As clarified by the 2008 Attorney General’s Guidelines, Prop 215 allowed reimbursement for the labor, costs and skill necessary to grow and distribute medical marijuana; and it allowed distribution through a “storefront dispensing collective.” However, the sale of marijuana for corporate profit remained illegal. Big Pharma and affiliates were thus blocked from entering the field.

At the end of 2015 (effective 2016), the California state legislature over-rode Prop 215 with MMRSA – the Medical Marijuana Regulation and Safety Act of 2015/16 – which effectively rewrites the Health Code pertaining to medical marijuana. Opponents contend that MMRSA is unconstitutional, since a voter initiative cannot be changed by legislative action unless it so provides. And that is why its backers need AUMA, a voter initiative that validates MMRSA in its fine print.

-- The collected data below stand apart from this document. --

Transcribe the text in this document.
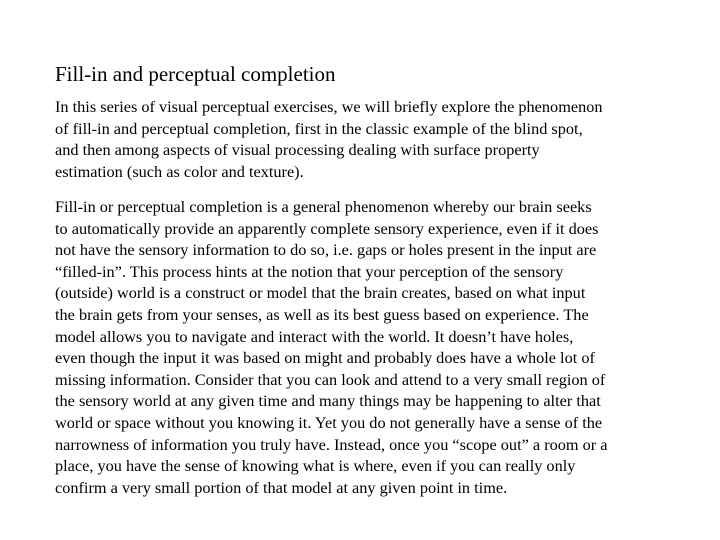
Fill-in and perceptual completion

In this series of visual perceptual exercises, we will briefly explore the phenomenon
of fill-in and perceptual completion, first in the classic example of the blind spot,
and then among aspects of visual processing dealing with surface property
estimation (such as color and texture).

Fill-in or perceptual completion is a general phenomenon whereby our brain seeks
to automatically provide an apparently complete sensory experience, even if it does
not have the sensory information to do so, i.e. gaps or holes present in the input are
“filled-in”. This process hints at the notion that your perception of the sensory
(outside) world is a construct or model that the brain creates, based on what input
the brain gets from your senses, as well as its best guess based on experience. The
model allows you to navigate and interact with the world. It doesn’t have holes,
even though the input it was based on might and probably does have a whole lot of
missing information. Consider that you can look and attend to a very small region of
the sensory world at any given time and many things may be happening to alter that
world or space without you knowing it. Yet you do not generally have a sense of the
narrowness of information you truly have. Instead, once you “scope out” a room or a
place, you have the sense of knowing what is where, even if you can really only
confirm a very small portion of that model at any given point in time.
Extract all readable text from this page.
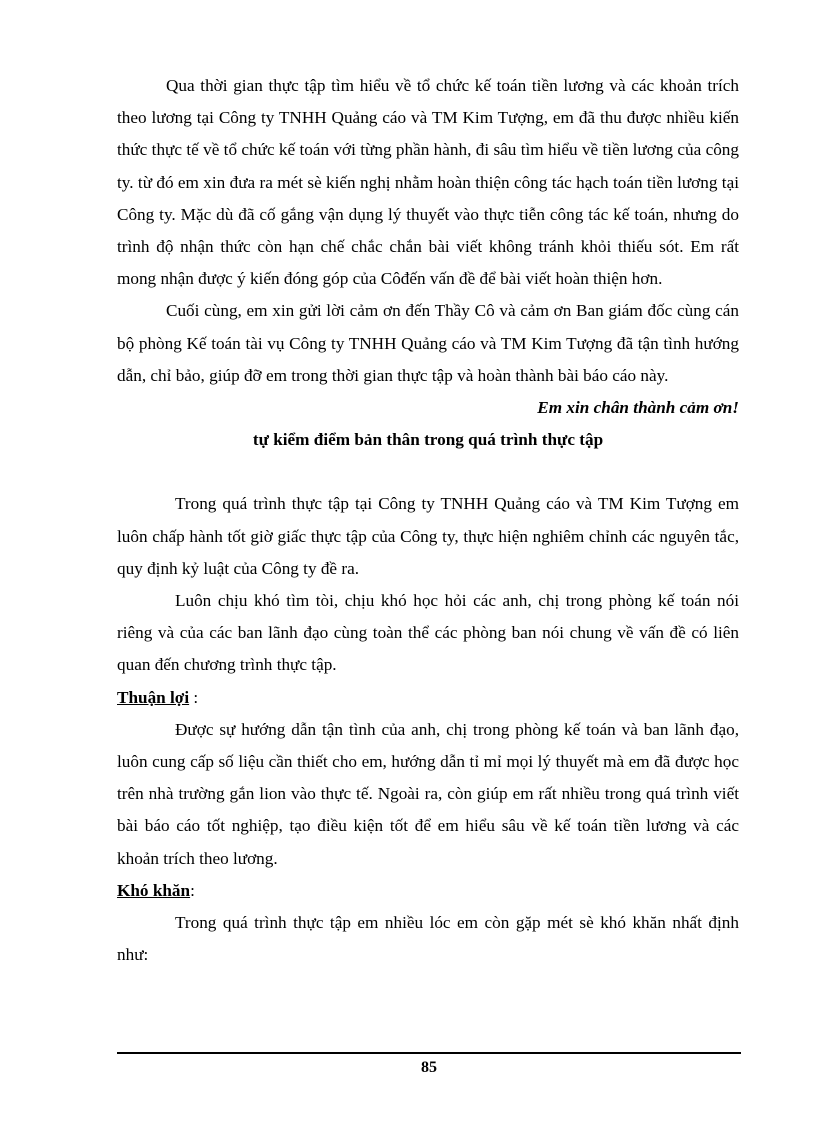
Qua thời gian thực tập tìm hiểu về tổ chức kế toán tiền lương và các khoản trích theo lương tại Công ty TNHH Quảng cáo và TM Kim Tượng, em đã thu được nhiều kiến thức thực tế về tổ chức kế toán với từng phần hành, đi sâu tìm hiểu về tiền lương của công ty. từ đó em xin đưa ra mét sè kiến nghị nhằm hoàn thiện công tác hạch toán tiền lương tại Công ty. Mặc dù đã cố gắng vận dụng lý thuyết vào thực tiễn công tác kế toán, nhưng do trình độ nhận thức còn hạn chế chắc chắn bài viết không tránh khỏi thiếu sót. Em rất mong nhận được ý kiến đóng góp của Côđến vấn đề để bài viết hoàn thiện hơn.

Cuối cùng, em xin gửi lời cảm ơn đến Thầy Cô và cảm ơn Ban giám đốc cùng cán bộ phòng Kế toán tài vụ Công ty TNHH Quảng cáo và TM Kim Tượng đã tận tình hướng dẫn, chỉ bảo, giúp đỡ em trong thời gian thực tập và hoàn thành bài báo cáo này.

Em xin chân thành cảm ơn!

tự kiểm điểm bản thân trong quá trình thực tập

Trong quá trình thực tập tại Công ty TNHH Quảng cáo và TM Kim Tượng em luôn chấp hành tốt giờ giấc thực tập của Công ty, thực hiện nghiêm chỉnh các nguyên tắc, quy định kỷ luật của Công ty đề ra.

Luôn chịu khó tìm tòi, chịu khó học hỏi các anh, chị trong phòng kế toán nói riêng và của các ban lãnh đạo cùng toàn thể các phòng ban nói chung về vấn đề có liên quan đến chương trình thực tập.

Thuận lợi :

Được sự hướng dẫn tận tình của anh, chị trong phòng kế toán và ban lãnh đạo, luôn cung cấp số liệu cần thiết cho em, hướng dẫn tỉ mỉ mọi lý thuyết mà em đã được học trên nhà trường gắn lion vào thực tế. Ngoài ra, còn giúp em rất nhiều trong quá trình viết bài báo cáo tốt nghiệp, tạo điều kiện tốt để em hiểu sâu về kế toán tiền lương và các khoản trích theo lương.

Khó khăn:

Trong quá trình thực tập em nhiều lóc em còn gặp mét sè khó khăn nhất định như:

85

In combination with stricter California Medical Association rules for enforcement, MMRSA effectively moves medical marijuana therapy from the wholistic plant to a pharmaceutical derivative, one that must follow an AUMA or American Pharmaceutical Association mode of delivery. MMRSA turns the right to cultivate into a revocable privilege to grow, contingent on local rules. The right to choose one’s own doctor is also eliminated.

Critics note that of the hundreds of millions in tax revenues that AUMA is expected to generate from marijuana and marijuana-related products, not a penny will go to the California general fund. That means no money for California’s public schools, colleges, universities, hospitals, roads and other infrastructure. Instead, it will go into a giant slush fund controlled by AUMA’s “Marijuana Control Board,” to be spent first for its own administration, then for its own law enforcement, then for penal and judicial program expenditures.